History proves that once this syndrome takes over an organization or business (or individual for that matter) it's only a matter of time before...

1)They are eclipsed by a smaller, more nimble, more innovative competitor.
2)They restructure and begin acting as an innovator again.

It is my observation that no where is this syndrome more apparent than in the RV community.

How can I say that? Well, I could be wrong on this one, but show me the innovations! What innovations have their been in the last five years, hell in the last 10 years? Most are using the exact same protocol and process that was developed through the initial military programs.

And why is this the case? Here's my take...

... anyone who dares question the way things are done, anyone who dares try something new, anyone who dares experiment with alterations in “the sacred protocol” is quickly cannibalized by the community.

You'd think that the existing protocols and methodologies are some kind of sacred scripture. That anyone who dares question its validity, basis, or God forbid dares change something is questioning the word of God.

The RV field his begging for innovators. We've taken the doom and gloom scare tactics as far as they can go. We've taken the current way we do things as far as they can go. If the field is going to grow it needs new blood. It needs new thinkers. It needs innovators.

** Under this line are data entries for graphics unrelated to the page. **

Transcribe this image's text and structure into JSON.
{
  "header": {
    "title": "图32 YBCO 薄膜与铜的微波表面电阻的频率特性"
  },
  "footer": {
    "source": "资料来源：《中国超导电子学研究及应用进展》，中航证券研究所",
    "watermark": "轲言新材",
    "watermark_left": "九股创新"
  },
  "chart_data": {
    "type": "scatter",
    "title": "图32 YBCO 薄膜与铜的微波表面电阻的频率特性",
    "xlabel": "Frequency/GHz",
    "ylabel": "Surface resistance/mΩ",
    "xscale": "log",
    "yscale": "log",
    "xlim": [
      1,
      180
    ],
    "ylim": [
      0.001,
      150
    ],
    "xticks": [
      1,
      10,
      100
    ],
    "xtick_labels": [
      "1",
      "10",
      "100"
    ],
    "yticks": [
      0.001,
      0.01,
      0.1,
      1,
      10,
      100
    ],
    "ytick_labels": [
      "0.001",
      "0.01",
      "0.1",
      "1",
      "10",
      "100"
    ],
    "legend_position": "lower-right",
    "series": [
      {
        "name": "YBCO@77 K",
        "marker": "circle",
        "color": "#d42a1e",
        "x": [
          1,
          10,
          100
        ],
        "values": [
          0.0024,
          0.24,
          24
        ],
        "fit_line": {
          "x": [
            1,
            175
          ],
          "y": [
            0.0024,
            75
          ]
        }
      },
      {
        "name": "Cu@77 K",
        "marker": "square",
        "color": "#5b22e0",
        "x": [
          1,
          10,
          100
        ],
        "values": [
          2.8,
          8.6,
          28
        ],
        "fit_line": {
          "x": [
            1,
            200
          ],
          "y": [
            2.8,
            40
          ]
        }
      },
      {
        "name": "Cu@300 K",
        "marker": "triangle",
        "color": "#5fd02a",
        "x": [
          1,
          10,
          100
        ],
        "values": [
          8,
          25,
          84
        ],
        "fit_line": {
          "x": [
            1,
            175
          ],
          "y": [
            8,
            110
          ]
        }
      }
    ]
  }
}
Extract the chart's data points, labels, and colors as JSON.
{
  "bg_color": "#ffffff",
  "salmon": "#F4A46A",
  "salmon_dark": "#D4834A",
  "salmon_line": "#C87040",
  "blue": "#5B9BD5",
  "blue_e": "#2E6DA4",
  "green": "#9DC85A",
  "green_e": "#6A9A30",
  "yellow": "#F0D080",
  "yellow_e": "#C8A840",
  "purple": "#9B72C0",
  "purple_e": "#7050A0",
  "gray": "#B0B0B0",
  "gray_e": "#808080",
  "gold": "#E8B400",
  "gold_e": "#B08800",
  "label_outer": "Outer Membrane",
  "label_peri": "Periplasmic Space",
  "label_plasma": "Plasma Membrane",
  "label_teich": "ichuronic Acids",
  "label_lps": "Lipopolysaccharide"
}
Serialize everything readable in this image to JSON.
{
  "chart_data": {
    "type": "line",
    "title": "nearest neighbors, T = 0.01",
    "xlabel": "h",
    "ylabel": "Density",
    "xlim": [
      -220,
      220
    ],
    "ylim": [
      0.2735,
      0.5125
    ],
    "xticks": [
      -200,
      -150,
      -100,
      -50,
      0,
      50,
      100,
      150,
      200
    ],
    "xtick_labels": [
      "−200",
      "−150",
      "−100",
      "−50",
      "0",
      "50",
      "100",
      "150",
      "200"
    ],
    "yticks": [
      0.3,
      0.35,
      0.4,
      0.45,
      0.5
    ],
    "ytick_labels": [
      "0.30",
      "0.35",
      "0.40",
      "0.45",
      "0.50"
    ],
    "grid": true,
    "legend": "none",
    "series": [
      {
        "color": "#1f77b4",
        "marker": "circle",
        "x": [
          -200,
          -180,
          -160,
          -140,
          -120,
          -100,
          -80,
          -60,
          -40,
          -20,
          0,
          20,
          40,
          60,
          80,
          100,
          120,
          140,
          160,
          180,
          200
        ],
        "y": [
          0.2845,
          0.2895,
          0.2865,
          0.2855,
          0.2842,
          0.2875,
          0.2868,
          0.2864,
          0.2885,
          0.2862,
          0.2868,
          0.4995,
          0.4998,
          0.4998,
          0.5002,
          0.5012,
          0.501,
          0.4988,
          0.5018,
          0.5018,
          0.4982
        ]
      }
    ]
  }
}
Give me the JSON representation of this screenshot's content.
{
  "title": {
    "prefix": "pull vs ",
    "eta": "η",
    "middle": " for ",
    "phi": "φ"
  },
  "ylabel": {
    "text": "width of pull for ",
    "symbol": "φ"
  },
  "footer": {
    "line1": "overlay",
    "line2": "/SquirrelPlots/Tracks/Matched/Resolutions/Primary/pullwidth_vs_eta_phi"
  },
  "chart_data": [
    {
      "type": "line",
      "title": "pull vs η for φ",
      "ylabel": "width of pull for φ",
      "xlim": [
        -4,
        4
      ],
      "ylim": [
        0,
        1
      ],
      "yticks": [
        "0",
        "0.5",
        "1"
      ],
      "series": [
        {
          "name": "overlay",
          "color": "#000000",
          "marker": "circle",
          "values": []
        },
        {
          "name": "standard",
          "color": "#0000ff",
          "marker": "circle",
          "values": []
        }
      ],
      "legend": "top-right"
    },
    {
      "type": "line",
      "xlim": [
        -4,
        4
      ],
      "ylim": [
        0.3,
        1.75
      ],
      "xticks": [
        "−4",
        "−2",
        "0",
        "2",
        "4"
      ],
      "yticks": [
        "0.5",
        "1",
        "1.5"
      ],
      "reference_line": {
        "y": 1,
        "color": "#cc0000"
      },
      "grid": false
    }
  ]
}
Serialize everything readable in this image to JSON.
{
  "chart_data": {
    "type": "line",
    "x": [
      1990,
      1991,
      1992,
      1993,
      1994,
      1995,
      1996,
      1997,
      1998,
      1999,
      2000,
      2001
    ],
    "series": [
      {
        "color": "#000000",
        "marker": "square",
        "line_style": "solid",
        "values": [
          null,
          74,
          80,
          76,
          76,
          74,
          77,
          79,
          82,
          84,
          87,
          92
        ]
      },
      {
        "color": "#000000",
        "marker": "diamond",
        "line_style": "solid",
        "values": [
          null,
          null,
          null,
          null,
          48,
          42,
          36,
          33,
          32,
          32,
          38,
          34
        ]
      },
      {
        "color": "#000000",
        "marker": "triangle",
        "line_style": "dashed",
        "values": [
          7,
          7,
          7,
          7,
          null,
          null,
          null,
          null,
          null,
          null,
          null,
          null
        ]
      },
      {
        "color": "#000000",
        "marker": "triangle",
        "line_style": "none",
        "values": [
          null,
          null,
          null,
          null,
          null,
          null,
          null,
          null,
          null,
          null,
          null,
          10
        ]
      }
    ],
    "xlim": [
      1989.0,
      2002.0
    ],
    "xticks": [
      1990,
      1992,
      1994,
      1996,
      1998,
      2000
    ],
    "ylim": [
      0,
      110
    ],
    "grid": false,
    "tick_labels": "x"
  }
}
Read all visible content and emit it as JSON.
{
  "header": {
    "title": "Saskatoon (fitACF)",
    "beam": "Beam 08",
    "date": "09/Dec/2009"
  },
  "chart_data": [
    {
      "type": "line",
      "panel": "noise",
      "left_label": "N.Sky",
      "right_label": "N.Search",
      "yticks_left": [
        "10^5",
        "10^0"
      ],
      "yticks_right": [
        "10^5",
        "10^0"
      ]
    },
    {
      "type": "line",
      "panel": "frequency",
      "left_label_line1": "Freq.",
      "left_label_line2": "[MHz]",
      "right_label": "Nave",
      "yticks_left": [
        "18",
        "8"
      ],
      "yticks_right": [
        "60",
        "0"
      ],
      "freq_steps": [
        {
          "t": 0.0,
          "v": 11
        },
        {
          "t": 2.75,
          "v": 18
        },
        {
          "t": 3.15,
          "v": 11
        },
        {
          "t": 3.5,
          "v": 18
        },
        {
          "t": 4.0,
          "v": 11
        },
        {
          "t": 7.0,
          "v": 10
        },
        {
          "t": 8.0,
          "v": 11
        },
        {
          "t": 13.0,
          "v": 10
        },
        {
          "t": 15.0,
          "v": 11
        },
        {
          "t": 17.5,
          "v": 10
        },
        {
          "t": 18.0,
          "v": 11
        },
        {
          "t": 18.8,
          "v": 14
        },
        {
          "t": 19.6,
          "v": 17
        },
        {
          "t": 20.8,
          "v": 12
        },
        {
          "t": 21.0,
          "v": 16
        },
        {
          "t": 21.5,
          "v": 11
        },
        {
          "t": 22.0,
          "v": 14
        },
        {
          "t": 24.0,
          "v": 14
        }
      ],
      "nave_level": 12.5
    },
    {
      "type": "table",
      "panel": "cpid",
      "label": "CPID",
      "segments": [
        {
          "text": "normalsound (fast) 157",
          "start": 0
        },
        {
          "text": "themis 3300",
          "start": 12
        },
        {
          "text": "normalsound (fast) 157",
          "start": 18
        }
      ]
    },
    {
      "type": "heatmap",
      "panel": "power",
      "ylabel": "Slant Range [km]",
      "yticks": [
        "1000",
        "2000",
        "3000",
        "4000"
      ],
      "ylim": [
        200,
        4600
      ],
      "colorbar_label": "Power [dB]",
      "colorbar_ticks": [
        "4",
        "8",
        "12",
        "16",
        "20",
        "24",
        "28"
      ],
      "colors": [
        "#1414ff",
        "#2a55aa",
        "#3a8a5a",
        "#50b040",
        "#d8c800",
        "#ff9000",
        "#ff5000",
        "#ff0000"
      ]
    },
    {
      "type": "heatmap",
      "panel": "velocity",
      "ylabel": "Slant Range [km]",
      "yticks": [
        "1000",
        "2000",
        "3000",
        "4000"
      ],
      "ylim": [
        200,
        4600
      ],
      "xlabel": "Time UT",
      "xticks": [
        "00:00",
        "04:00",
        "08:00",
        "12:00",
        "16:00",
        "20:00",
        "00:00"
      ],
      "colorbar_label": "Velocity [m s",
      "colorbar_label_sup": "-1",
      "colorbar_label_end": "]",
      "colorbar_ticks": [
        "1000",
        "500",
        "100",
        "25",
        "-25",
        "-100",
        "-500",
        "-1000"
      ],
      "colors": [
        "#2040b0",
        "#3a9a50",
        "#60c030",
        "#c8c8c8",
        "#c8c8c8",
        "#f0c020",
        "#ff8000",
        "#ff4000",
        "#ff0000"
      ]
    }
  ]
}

The community needs to give up their dinosaur way of thinking and embrace innovators. The community needs to learn to collaborate rather than compete. It needs to learn to embrace new blood rather then cannibalize it.

Sure something is to be said for sticking to whats proven to work. However if we never try something new innovation will never happen....

And what does not grow dies!

We need to build on current research, but also not be afraid to try something completely different, completely new....

... then judge by results!

In my opinion the only question should be...

...does it work? Does it work better than what we're doing now?

If the answer is yes then that innovation should be wholeheartedly embraced regardless of where it came from or how it was developed.

Embrace the innovators... those are the most valuable assets in any organization!

Robert
2006-May-02 Tue, 07:00
Go old innovation! Nothing wrong with that!
But I would approach this with caution. I would ask: What is and is NOT an innovation? When are we being innovative and when are we just trying to be "different?" I imagine the real testing is in the end results. How does it measure up against other methods. Does this "innovation" accomplish something it's rival does not? DOes it allow for something the other does not. What are it's selling points and are they real or imagined. But no matter what new method comes along the results still rest heavily on the shoulders of the end user. (:-)
Robert

George
2006-May-02 Tue, 15:22
Yes, I agree that innovation is needed. One thing that seems to me to be most missing is the use of RV to direct us toward the best innovations. Crudely put, RV the best way to improve RV. The concept is simple, the implementation will likely be more difficult. Yet, getting THE BEST innovation for RV should be well worth the effort.

Glenn B. Wheaton
2006-May-02 Tue, 20:51
Aloha Nemo,

Over the years I have indeed been surprised that the CRV derived methodologies have made no moves to upgrade or update. My main consideration is that CRV/TRV/TDS/SRV is frankly an Analysts nightmare. I know Dr. Brown has made some progress in how he handles and evaluates data but alas he is alone in that endeavor.

What we see in the CRV based community is the standard array of castles and the drawbridges are pretty much in the up position. At some point someone needs to revamp the CRV collection scheme to facilitate not only analysis, but improved collection methodology. The dilemma is that CRV is first and foremost a "Product" that is being sold for real money. Until the community itself begins to develop groups and organizations to train and R&D outside of the for-profit arena the stagnation of CRV based methodologies will remain in effect.

HRVG is not CRV based and my comments are not directed at our way of collection.